Covid-19 virüs günlerindeki gelişmeleri 3 bölümde, bir gayrimenkul danışmanı gözüyle aktarmaya çalışacağım. Asıl amacım, gayrimenkul danışmanının olağanüstü koşullarda hayatta kalabilmesi için dünü, bugünü ve yarını iyi yorumlayabilmesinde ona ışık tutmak.

Konu başlıklarımız:

1-        Covid-19 öncesi piyasalar nasıldı?

2-        Covid-19 sürecinde neler yaptık ve süreç nasıl devam ediyor?

3-        Covid-19 sonrası piyasaların durumu nasıl olacak ve bu şartlarda nasıl satış yapabiliriz?

 

 

1.         Covid-19 Öncesi

Salgının ülkemizde etkisinin hissedilmeye başlamasından önce, 2020 Ocak ayı itibariyle piyasalar biraz canlanmış, gerileyen faiz oranları ve düşen kredi faiz oranları ile 2018 yılından beri zorda olan sektörümüz bir parça nefes alıp, doğrulmaya başlamıştı. Talepler artmaya başlamış, stok fazlalığı erimeye yönelik ivme kazanmıştı. Bu durumu, bizler gibi gayrimenkulün hem ticari hem de konut bacağında çalışan ofisler ciddi şekilde hissetmeye başlamıştı. Şöyle ki, 2019 yılının son çeyreğinde amortisman süresi 10-11 yıl olan mülkleri satışa çevirmekte zorlanırken, 2020 yılının ilk iki ayında bu mülklerin neredeyse tamamı satılmış, artık piyasa jargonu ile geri dönüş süresi 13-14 yıl olan mülkleri müşterilerimize sunmaya başlamıştık.

 

Konut bacağında ise; 2 yıldır yeni pazarlarda alıcı olan data müşterilerimiz ile ağırlıklı olarak üst düzey yönetici olan müşteri kitlemizin, dolar ve mevduat beklentisindeki umutlu dirençleri kırılmış ve alım yönünde talepkar olmaya başlamışlardı. O dönemde 2019 yılında kurduğumuz yabancı departmanımızın çalışmaları meyve vermeye başlamış, ağırlıklı olarak ilgilendiğimiz İran ve Çin pazarından oldukça fazla talep gelmeye başlamıştı.

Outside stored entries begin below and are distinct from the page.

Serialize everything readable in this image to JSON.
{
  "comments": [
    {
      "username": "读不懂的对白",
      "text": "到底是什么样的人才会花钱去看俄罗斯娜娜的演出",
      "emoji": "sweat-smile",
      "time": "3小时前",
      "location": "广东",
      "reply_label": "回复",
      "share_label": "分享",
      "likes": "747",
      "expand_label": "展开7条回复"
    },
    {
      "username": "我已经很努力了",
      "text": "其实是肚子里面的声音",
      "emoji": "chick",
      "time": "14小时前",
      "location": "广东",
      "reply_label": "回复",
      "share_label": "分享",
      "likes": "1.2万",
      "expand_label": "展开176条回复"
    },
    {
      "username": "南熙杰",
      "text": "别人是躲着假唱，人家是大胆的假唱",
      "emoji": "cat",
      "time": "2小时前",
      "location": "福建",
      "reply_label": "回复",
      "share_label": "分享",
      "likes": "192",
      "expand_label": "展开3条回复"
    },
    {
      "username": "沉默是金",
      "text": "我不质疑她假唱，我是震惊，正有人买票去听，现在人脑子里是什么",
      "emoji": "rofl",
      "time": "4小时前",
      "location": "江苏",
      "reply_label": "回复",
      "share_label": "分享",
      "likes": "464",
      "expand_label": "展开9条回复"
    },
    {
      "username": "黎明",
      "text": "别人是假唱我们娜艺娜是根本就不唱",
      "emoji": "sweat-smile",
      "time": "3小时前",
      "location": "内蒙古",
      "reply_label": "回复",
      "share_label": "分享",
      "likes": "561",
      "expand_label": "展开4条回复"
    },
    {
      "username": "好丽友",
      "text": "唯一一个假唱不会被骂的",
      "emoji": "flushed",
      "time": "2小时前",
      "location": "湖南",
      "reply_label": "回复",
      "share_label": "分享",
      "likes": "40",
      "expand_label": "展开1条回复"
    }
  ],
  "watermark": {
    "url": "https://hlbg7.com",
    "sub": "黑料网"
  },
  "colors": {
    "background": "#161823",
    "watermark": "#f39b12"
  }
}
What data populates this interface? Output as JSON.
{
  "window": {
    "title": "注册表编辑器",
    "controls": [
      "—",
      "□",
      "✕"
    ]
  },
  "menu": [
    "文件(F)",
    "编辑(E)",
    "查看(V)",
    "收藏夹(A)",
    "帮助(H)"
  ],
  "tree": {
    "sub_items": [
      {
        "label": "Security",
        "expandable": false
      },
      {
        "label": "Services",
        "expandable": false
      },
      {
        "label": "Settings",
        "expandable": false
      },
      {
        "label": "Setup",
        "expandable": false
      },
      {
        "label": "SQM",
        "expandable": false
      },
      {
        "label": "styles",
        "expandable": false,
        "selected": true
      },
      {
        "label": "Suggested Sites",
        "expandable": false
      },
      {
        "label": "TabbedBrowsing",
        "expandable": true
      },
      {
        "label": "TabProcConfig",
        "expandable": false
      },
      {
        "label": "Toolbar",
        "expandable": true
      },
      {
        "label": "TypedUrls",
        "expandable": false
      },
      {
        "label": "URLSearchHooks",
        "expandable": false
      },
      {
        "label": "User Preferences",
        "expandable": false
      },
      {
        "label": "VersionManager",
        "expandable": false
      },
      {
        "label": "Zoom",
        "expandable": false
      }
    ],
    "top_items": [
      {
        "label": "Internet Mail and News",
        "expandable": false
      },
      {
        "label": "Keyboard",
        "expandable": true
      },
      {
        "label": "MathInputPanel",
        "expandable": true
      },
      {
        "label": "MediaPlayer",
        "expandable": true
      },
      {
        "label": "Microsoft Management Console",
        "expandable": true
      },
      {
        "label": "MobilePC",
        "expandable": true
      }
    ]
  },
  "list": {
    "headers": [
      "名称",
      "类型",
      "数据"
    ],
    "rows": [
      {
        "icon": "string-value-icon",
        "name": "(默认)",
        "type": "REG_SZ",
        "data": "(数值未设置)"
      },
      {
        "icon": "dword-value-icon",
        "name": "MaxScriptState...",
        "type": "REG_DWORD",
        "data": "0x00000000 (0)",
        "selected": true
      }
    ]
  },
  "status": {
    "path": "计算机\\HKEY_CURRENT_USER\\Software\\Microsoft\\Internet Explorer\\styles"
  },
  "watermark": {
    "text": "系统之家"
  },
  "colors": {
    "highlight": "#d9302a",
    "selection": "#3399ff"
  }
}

Özellikle 2019 yılının son ayında Çin’de başlayan salgın, o pazarın kapılarını kapatmış oldu ve 2020 Şubat sonunda İran ve dış pazar tamamen kapanmış oldu.

Mart aynının ilk haftası ile birlikte Türkiye’de  tedbirler alınmaya ve “Evde Kal” çağrıları yapılmaya başlandı. Bilmeliyiz ki, mart sonuna kadar yapılan işlemler, salgın öncesi akitleri tamamlanmış işlemler olarak kayda geçmiştir.

 

2.         Covid-19 süreci

Tüm Türkiye’de şok etkisi yaratan salgın süreci, Bilim Kurulu’nun çağrıları ile ofislerimizi kapatıp, işlerimizi evlerimizden yönetmemiz yönünde bir bakış açısı sundu. 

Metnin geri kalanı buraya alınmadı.